CRM has become an environment, an ecosystem of software. This is one of the reasons why it is no longer really possible to use CRM as a customer repository: a company uses customer tools, but needs a master customer base.

The benefits of managing a customer base separately

If you have read all of the above, you are probably beginning to realise the benefits of managing a customer base separately.

Having a separate customer base allows you to :

  • Connect all of the company’s customer data sources, in complete freedom, without limitations and in a simple manner (through connectors, APIs…). The connection capabilities are indeed slowed down when the customer base is built in a tool that belongs to a constituted ecosystem (Salesforce for example): the editor will often try to get you to use the other tools of its suite.
  • Create a single comprehensive customer view, combining hot and cold data. This benefit follows from the previous one.
  • Prepare data in one place. You centrally manage customer segments, audiences, scores, deduplication rules…You no longer need to do this work in every tool in your CRM ecosystem.
  • Do not lock data into a rigid data model. You create a flexible, bespoke data model, tailored to your current and future use cases.
  • Easily synchronise prepared data in the different systems that need it, in real time when necessary.
  • Be able to use the customer base to feed activation tools but also reporting tools, and this directly, without having to go through an intermediate system.
  • Staying in control of your customer data. The issues around data control are becoming crucial for many companies. Building an independent database allows you to keep full control over your data.
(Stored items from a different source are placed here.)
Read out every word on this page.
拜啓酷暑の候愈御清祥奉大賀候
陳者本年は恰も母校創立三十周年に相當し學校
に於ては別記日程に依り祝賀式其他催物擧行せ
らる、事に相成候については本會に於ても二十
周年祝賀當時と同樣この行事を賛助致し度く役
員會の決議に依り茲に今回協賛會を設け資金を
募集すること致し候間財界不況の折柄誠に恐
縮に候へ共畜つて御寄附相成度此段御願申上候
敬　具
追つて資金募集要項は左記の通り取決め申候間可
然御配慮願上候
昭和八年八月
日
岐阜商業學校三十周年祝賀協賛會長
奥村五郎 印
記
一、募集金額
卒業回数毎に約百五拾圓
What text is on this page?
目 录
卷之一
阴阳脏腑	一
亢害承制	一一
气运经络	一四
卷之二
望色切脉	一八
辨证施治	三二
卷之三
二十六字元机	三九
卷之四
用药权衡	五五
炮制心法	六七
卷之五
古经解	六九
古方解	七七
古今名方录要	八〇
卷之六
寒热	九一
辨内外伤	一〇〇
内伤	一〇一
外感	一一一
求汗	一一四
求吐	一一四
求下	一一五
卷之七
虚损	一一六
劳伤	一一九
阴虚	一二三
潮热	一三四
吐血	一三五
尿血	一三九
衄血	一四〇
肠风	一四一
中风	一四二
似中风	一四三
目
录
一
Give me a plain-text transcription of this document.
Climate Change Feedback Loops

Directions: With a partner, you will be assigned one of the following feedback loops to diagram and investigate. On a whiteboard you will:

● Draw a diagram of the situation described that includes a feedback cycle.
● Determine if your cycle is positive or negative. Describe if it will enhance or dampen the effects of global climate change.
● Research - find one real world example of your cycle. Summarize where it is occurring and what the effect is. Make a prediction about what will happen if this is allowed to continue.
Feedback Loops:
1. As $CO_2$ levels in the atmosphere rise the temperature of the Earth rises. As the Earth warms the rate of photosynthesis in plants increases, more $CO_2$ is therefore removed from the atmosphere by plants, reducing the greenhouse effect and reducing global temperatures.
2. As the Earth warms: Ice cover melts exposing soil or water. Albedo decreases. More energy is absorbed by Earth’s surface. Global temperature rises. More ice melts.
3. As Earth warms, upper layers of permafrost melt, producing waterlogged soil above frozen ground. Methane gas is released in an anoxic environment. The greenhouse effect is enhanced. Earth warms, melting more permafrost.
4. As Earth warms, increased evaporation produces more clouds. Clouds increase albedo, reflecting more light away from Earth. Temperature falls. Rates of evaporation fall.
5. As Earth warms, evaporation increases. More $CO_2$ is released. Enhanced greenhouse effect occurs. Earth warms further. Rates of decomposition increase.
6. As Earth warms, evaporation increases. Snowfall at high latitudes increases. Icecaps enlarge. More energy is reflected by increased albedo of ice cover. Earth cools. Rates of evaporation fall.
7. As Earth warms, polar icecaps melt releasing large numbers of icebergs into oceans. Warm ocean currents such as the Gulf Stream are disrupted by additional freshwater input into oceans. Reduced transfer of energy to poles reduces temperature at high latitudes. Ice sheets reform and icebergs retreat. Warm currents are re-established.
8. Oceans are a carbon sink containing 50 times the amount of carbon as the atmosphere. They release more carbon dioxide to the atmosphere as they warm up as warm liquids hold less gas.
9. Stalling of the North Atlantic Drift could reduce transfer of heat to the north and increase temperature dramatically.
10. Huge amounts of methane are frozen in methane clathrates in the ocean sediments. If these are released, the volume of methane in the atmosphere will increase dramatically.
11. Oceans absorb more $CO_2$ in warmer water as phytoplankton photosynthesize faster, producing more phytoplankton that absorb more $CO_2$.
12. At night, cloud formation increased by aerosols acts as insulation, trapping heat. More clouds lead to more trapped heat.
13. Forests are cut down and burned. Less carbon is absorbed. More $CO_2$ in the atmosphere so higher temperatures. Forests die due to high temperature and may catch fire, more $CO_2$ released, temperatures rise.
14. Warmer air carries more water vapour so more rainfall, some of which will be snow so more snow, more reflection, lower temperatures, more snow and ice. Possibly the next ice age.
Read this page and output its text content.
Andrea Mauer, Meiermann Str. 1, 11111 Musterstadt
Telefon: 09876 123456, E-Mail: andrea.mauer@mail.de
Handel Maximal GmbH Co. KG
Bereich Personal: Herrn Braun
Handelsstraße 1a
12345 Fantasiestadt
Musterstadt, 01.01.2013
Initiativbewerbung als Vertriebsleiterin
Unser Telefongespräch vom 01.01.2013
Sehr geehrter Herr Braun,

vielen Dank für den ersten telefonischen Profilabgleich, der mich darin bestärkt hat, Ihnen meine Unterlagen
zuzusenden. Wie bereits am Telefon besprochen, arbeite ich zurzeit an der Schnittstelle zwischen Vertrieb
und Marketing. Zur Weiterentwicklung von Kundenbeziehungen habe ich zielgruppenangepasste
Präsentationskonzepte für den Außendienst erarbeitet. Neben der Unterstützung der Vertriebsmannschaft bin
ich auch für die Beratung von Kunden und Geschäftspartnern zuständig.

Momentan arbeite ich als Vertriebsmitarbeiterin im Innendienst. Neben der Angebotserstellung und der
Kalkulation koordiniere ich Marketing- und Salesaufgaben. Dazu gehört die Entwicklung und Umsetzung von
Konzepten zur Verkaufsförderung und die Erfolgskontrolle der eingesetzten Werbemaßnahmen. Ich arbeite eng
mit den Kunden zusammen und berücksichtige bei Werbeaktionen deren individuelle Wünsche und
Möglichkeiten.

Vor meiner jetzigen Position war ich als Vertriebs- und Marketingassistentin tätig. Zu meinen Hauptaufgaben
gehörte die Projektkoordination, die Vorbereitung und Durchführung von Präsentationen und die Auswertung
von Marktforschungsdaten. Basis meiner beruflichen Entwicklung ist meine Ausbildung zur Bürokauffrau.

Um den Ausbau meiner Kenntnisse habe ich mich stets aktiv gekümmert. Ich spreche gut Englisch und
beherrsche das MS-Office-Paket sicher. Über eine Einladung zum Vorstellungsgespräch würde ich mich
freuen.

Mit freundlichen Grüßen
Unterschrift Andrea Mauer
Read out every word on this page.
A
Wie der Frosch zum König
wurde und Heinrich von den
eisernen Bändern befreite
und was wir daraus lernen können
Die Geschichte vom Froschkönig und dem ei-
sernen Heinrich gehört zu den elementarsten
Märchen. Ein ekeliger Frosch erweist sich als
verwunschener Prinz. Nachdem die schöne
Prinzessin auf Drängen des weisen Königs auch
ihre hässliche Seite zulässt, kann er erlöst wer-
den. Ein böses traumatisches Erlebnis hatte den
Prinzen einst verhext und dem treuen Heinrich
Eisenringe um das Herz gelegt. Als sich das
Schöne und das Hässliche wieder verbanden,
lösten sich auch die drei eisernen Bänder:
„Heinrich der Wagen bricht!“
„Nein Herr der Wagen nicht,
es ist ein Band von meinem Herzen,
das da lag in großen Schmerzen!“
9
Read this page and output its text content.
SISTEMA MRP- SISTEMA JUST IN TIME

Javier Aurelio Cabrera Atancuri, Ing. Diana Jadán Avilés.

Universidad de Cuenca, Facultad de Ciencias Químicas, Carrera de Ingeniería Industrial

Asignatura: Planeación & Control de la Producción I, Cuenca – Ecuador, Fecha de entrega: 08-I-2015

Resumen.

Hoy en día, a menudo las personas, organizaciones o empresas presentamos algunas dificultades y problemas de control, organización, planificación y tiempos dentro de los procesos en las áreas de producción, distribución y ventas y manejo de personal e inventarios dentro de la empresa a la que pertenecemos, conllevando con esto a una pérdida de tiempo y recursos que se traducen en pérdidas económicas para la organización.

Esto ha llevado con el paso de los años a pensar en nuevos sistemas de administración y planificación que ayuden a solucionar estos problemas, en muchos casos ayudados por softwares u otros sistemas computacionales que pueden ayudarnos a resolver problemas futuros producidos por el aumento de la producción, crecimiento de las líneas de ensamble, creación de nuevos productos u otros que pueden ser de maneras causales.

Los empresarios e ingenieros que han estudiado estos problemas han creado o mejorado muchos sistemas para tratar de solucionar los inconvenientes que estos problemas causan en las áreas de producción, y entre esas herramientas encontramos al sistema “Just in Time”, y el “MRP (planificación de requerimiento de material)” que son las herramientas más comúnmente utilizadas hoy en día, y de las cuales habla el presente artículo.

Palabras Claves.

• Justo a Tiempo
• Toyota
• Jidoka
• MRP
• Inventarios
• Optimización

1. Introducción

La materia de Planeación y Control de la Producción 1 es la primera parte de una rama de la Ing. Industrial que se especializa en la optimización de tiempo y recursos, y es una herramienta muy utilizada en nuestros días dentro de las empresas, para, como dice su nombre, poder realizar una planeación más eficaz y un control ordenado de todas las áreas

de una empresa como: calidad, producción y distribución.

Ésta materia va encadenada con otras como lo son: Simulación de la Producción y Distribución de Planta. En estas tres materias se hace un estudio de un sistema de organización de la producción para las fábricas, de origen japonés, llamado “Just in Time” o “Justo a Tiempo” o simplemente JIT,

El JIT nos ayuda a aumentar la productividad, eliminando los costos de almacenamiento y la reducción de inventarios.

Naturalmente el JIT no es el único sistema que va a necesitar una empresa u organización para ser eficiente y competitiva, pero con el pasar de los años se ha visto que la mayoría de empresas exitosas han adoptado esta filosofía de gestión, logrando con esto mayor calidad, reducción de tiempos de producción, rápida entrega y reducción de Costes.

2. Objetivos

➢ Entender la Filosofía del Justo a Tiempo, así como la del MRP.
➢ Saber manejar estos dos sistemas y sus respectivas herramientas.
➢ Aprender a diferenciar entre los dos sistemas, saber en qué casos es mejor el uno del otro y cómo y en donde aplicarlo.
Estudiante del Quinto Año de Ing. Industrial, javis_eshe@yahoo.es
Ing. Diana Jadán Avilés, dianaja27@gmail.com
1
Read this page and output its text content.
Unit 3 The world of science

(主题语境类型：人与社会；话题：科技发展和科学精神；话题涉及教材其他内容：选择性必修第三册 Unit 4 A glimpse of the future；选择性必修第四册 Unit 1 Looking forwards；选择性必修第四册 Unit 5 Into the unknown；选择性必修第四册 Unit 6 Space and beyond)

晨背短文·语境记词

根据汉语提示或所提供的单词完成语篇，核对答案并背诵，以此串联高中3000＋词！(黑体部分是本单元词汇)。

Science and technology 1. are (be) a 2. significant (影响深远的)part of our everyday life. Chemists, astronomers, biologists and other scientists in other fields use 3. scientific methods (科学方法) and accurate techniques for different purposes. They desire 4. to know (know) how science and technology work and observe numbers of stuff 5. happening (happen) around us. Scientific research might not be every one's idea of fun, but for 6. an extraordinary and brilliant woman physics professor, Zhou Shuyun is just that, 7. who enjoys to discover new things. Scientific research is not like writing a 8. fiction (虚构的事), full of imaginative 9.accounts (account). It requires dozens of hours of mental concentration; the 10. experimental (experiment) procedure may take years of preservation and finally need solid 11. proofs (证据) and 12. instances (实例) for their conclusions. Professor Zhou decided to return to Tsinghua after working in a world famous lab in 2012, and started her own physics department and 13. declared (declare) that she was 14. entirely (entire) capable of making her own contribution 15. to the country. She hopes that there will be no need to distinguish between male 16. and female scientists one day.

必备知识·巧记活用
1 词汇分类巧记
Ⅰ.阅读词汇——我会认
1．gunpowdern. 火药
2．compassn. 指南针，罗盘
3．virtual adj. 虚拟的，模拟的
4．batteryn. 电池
Small presentation of the approach proposed by Octolis

We have been Data / CRM consultants for many years. We have often been confronted with the limits of CRM in the course of our missions. Some of our clients had a unique customised Customer Repository, which was very flexible, but every change required technical intervention. Other clients had first generation CDP solutions, you have a nice interface to manipulate the data, but the downside is that you don’t have control over the data, and less flexibility on the data model.
It seemed obvious to us that we needed to reconcile the two approaches. A custom database, controlled/hosted by mature customers, completed with a software interface on top.

This is the way the story goes. The democratisation of datawarehouses is encouraging this hybrid approach. CDPs are leading the way, but we are starting to see other types of SaaS software that use the customer’s data warehouse as a foundation.

Some of our clients already have a main client base: in this case, we “plug” Octolis into this base. If you do not yet have a main database, Octolis will create one for you.

We wanted to create a self-service software interface, accessible to business profiles, usable by both marketing profiles (in “no code”) and data teams in SQL. As a new generation CDP, Octolis allows you to manage the 4 functions that we presented above: Connection, Preparation, Structuring, Synchronisation.

Here is a very quick overview of the solution. You are first asked to connect the different data sources. Among these data sources, of course, is the independent customer database.
Octolis-connections
It is on the “Audiences” menu that you prepare and structure the data: deduplication rules, normalisation, construction of audiences and segments, creation of calculated fields (indicators, scorings, etc.).

octolis audiences

You can synchronise the data prepared and transformed in Octolis in your tools and in your main database at any time.